Overall, the authors found that TCR and BCR V-J gene usage and pairing as well as receptor diversity were comparable in T1D versus control donors. While CD8+ TCR sharing was equally common in HLA-class I matched T1D and control donors, there were 14 unique CDR3 amino acid sequences shared across all seven T1D donors carrying HLA-A*02. These CDR3 sequences did not correspond to clones previously reported in the literature, so their antigen reactivities and activation states remain unknown at this time. The authors reported that the Tconv, Treg, and B cell repertoires were highly tissue restricted with little clonal overlap across tissues. In contrast, overlap across was more common for CD8+ T cells, suggesting this subset to offer the greatest potential as T1D biomarkers measurable from peripheral blood in living patients. Surprisingly, these observations were true even when comparing the islet and pLN repertoire from a single donor; however, the anatomical position of the pLN in relation to the pancreas was not known. It remains unknown whether CD4+ T cell clonal overlap may be more common in the pLN nearest to an inflamed islet. 48 CDR3 amino acid sequences identified from the various tissues and T cell subsets corresponded to previously described autoreactive TCR clones, and 24 of them were significantly more frequent in T1D donors versus donors without T1D. Importantly, the CDR3 amino acid sequence corresponding to a known GAD-reactive TCR clone (4.13) was highly enriched in tissues from seven T1D donors, including the intra islet sample, and one control with T1D-permissive HLA, though the clone’s potential pathogenic significance remains to be explored.
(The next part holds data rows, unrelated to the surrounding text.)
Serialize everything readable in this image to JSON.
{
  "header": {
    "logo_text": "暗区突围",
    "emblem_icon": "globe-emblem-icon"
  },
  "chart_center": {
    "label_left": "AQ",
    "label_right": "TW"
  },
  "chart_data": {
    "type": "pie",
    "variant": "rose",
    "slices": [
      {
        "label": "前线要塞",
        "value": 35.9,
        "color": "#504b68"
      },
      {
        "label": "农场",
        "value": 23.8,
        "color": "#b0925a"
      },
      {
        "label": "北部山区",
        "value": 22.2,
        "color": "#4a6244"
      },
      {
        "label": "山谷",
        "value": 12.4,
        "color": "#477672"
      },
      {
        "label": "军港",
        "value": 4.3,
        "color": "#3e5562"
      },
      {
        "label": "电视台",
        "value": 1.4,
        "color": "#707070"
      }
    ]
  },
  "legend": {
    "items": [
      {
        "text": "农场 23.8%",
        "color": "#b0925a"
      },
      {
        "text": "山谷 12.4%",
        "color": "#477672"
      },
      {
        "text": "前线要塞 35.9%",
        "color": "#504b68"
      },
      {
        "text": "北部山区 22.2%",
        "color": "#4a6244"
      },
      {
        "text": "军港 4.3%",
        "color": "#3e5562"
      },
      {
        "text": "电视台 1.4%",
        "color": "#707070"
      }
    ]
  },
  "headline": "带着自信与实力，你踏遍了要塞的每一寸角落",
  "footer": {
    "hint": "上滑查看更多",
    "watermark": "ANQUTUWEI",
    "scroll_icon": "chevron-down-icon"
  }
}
The T cell repertoire develops within the context of HLA, restricting the ability to make comparisons across individuals carrying different HLA alleles. Because large cohorts of HLA-matched subjects were not available within the available nPOD biorepository, the current study was unable to definitively determine an adaptive immune repertoire signature for T1D. However, this study represents a first in man effort of its kind that lays the groundwork for efforts evaluating the potential for T cells to serve as biomarkers of T1D to guide future research efforts and potentially, clinical decisions. Proof of principle studies (by Emerson et al.) of the adaptive immune repertoire confirmed that immunosequencing can accurately discriminate subjects who are seropositive for cytomegalovirus (CMV) versus those who are seronegative; hence, it seems feasible that given sufficient sample size with HLA-matching, it will be possible to determine common autoreactivities comprising a T1D adaptive immune signature to aid in predicting symptomatic disease onset in high-risk subjects. Furthermore, the findings reported by Seay et al. highlight the notion that immunosequencing data could be incredibly useful for identifying candidates for a given intervention, characterizing response to treatment, guiding go/no-go therapeutic decisions, and ultimately, developing tailored therapies for patients with or at risk for symptomatic T1D.
Tissue Distribution and Clonal Diversity of the T and B Cell Repertoire in Type 1 Diabetes.
H Seay, E Yusko, S Rothweiler, L Zhang, A Posgai, M Campbell-Thompson, M Vignali, R Emerson, J Kaddis, D Ko, M Nakayama, M Smit, J Cambier, A Pugliese, M Atkinson, H Robins, T Brusko (2016).